Political Minutes: Ruby Bridges Comes to Campus
Wednesday night, The Veritas Forum chapter at Columbia University hosted an interview and discussion with Ruby Bridges who famously integrated William Frantz Elementary School in 1960, when she was just six years old. Bridges, now 57, was interviewed by former Dean and professor Michele Moody-Adams for one-half of the interview, followed by Gabrielle Apollon, a recent Columbia College and SIPA graduate now working for the United Nations Special Envoy for Haiti. The event focused on her personal and faith life, but also provided interesting thoughts on race relations from a participant in the civil rights era.
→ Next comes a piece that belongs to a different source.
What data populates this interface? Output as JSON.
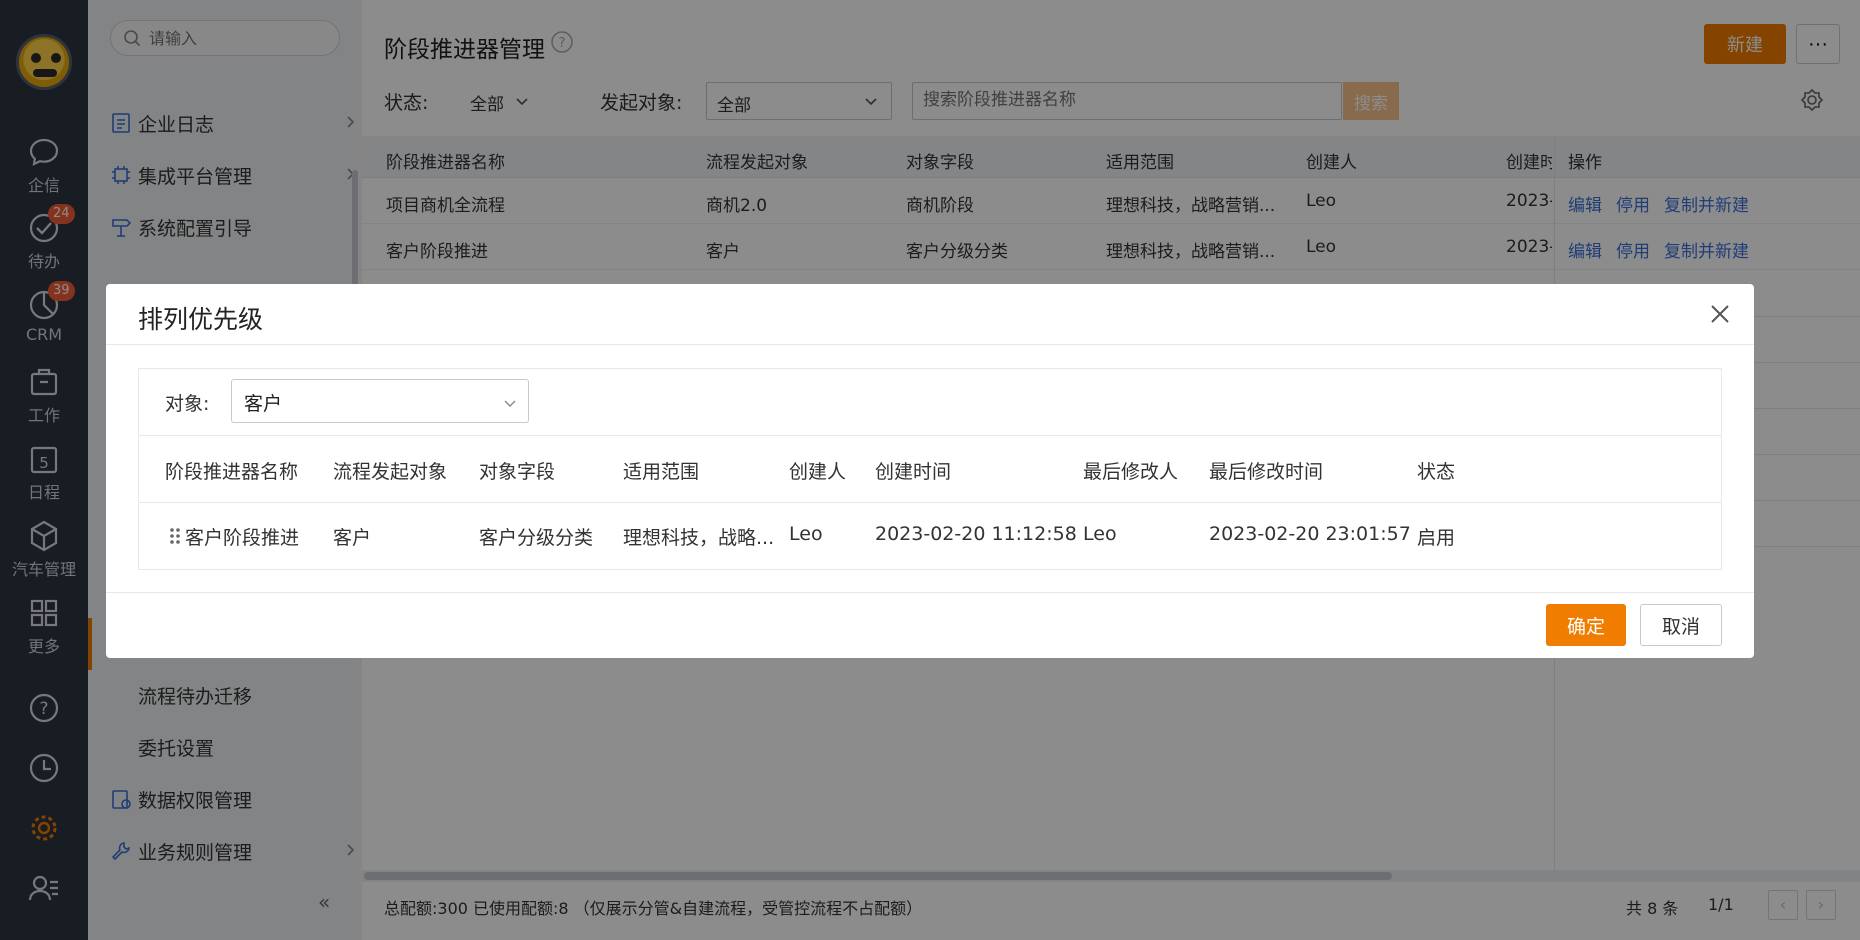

The interview, taking place in the Diana Event Oval, was held beneath a project of Norman Rockwell’s famous 1963 painting “The Problem We All Live With,” showing a young black girl going to school surrounded by U.S. Marshals. Following a student poem inspired by the picture and Bridges’ story, Bridges, now Ruby Bridges Hall, explained how she became the first young girl to integrate in the civil rights era South. Bridges responded candidly to Moody-Adams questions about her perception of the significance of her actions as a six year old, saying that she did not understand the significance until much later in her life. She then explained silence in regard to her past by both her family and the city of New Orleans during her adolescence, saying that she did not understand the significance until she was 17.
Large portions of the event focused on Bridges’ faith not only during her historic childhood, but also during her adult life. Moody-Adams and she spoke prominently of forgiveness both to the racist hecklers and death threats when she was young as well as more personal forgiveness to members of her own family. Bridges spoke of finding new direction in her life through prayer after she had lost her unfulfilling job as a travel agent. Her most touching and personal story was when she spoke of the pain from the murder of her eldest son and coincidentally (or fatedly) meeting the nurse who comforted him as he died in the hospital.
Bridges used incidences of pain from her own personal life to discuss race relations today and the inspiration for her current work speaking to students and rebuilding William Frantz school, which was damaged in Hurricane Katrina. She said that her time with Ms. Henry, the white teacher from Boston who taught Ruby alone during her first year at the school, taught her not to judge people based on appearances because Ms. Henry looked exactly like the hecklers outside. Saying that her eldest son “was murdered by someone who looked exactly like him,” Ms. Henry said that the real conflict in the world was between good and evil people, not races.
One claim on race relations that seemed the boldest was that “racism is so much worse now,” than in the 1960s, which she said before stating that her usual phrase for racism is that it is “extremely dangerous today.” However, she contrasted these racial divisions she sees in modern America with an image of a place where race truly did not seem to matter, the Intensive Care Unit, where patients’ relatives of different races would all sleep next to each other on chairs. She spoke briefly of her work trying to teach children about race as well as the history that “is not in history books,” including important parts of the civil rights movement.
At the end, Bridges discussed questions from the audience, which were submitted via flashcard and the Twitter #rubyveritas, ending the forum with a call for all present to save the world in which they lived. The event, though focusing on many aspects of Bridges’ spiritual life, also provided interesting insight into race relations as they have developed – as well as the one historical figure’s motivation for social engagement.